Exercise 2.7 Suppose Ruhi has a coin that Ruhi claim is “fair” (equally likely to come up heads or tails) and that her friend claims is weighted towards heads. Suppose Ruhi flips the coin \(20\) times and find that it comes up heads on sixteen of those \(20\) flips. While this seems to favor her friend’s hypothesis, it is still possible that Ruhi is correct about the coin and that just by chance the coin happened to come up heads more often than tails on this series of flips. Let \(S\) be the sample space of all possible sequences of flips. The size of \(S\) is then \(2^{20}\), and if Ruhi is correct about the coin being “fair”, each of these outcomes are equally likely.

  1. Let \(E\) be the event that exactly sixteen of the flips come up heads.
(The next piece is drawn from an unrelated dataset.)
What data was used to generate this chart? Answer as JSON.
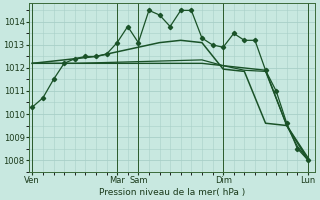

What is the size of \(E\)? What is the probability of \(E\)?
  2. Let \(F\) be the event that at least sixteen of the flips come up heads. What is the size of \(F\)? What is the probability of \(F\)?

Exercise 2.8 Two types of coin are produced at a factory: a fair coin and a biased one that comes up heads \(55\%\) of the time. We have one of these coins but do not know whether it is a fair or biased coin. In order to ascertain which type of coin we have, we shall perform the following statistical test. We shall toss the coin \(1000\) times. If the coin comes up heads \(525\) or more times we shall conclude that it is a biased coin. Otherwise, we shall conclude that it is fair. If the coin is actually fair, what is the probability that we shall reach a false conclusion? What would it be if the coin were biased?
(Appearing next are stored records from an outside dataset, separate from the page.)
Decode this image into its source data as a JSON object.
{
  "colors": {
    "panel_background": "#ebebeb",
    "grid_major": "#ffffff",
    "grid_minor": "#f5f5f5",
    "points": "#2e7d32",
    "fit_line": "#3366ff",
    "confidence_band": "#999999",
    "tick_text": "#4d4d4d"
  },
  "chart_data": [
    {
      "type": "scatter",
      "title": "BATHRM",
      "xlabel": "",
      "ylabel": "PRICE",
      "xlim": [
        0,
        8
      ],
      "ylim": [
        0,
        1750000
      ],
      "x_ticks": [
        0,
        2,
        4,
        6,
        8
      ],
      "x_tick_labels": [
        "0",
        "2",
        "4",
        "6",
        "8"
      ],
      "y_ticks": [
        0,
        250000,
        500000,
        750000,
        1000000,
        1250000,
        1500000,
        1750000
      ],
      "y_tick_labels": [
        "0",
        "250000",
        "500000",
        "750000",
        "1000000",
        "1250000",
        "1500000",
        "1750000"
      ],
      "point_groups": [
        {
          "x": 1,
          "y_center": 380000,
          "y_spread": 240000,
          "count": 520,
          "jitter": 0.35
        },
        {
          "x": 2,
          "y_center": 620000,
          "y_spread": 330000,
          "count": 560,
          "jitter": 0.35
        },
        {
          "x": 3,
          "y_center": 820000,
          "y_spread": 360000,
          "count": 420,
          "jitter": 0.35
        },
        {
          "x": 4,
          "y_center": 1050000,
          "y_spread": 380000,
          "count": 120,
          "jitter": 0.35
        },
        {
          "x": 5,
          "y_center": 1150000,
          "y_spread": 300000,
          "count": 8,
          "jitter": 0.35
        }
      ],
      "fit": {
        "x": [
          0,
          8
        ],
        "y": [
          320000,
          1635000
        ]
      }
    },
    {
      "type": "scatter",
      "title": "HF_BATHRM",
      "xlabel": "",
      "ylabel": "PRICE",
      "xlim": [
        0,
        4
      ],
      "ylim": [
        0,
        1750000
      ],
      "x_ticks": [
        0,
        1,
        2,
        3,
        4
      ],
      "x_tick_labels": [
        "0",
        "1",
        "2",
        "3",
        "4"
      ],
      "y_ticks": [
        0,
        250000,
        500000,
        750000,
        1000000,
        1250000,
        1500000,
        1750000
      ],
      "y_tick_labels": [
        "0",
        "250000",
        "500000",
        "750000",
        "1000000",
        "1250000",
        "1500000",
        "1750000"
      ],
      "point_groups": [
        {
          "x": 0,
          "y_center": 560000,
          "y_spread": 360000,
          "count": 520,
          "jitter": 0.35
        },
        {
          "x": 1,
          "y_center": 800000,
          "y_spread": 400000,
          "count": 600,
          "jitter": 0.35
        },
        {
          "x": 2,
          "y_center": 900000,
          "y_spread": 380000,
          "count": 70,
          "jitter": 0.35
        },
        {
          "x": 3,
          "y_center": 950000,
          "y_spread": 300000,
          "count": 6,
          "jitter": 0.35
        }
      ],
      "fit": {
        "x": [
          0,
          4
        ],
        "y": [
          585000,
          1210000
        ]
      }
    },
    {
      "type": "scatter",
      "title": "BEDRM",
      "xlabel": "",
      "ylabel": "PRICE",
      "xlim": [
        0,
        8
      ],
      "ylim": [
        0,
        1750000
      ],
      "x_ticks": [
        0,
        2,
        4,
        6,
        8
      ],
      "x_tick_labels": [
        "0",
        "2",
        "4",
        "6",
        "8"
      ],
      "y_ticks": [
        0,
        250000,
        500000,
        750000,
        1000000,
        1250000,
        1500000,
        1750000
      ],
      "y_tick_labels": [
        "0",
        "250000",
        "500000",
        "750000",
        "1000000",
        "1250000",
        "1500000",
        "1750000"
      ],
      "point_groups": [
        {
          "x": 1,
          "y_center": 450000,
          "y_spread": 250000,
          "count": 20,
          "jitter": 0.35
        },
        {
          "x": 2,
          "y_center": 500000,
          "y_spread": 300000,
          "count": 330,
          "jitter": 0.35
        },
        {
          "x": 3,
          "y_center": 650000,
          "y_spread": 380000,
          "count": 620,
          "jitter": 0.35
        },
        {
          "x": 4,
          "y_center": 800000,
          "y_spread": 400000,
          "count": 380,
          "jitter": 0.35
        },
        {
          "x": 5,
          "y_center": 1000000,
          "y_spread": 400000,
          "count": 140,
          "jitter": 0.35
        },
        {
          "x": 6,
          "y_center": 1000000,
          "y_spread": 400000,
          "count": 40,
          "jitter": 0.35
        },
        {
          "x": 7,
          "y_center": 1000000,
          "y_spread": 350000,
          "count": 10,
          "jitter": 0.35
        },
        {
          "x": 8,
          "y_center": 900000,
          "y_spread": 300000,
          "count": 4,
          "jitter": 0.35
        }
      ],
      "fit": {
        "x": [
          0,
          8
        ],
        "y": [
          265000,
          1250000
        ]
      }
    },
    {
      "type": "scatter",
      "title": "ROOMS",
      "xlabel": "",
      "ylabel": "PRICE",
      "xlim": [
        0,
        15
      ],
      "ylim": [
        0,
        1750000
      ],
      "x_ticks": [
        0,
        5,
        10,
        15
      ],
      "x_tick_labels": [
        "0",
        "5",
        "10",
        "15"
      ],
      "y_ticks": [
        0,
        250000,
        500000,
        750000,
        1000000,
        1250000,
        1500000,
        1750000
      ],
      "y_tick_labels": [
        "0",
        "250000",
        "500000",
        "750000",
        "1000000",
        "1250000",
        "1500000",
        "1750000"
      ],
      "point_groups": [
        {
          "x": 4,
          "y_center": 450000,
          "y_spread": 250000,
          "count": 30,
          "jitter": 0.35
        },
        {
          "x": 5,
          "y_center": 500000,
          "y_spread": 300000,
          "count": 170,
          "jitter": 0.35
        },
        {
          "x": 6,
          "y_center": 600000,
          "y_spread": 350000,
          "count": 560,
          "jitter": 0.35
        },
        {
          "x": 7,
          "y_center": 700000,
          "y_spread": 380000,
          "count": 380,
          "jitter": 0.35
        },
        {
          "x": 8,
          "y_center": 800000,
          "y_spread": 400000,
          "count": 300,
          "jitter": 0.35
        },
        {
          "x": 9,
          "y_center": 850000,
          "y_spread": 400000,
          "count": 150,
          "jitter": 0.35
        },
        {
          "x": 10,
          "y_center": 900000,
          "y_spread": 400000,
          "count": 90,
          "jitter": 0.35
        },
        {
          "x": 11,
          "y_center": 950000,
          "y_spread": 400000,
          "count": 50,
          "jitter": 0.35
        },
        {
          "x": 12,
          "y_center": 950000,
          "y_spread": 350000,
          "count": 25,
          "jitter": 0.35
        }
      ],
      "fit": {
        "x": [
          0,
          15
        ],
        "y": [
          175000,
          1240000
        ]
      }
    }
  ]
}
Exercise 2.9 (Birthday Problem) We will revisit the birthday problem. That is, we have \(N\) people in a room. We further assume that all years have \(365\) days and that birthrates are constant throughout. Using ggplot() plot the \(\Prob{\textsf{at least two people in the room who share a birthday}}\) as a function \(N\), with \(N\) varying from to \(100\). From the plot deduce the following:

  1. What is the value of \(N\) above which there is a \(60\%\) chance that two of the \(N\) people will have a common birthday?
  2. If \(N = 20\) people in a room, from the plot, infer what is chance that two of the \(20\) people will have a common birthday?

In the same room of \(N\) people, what are the chances that \(3\) people share the same birthday? Can you a write a R-code to implement the same for any \(k\) people?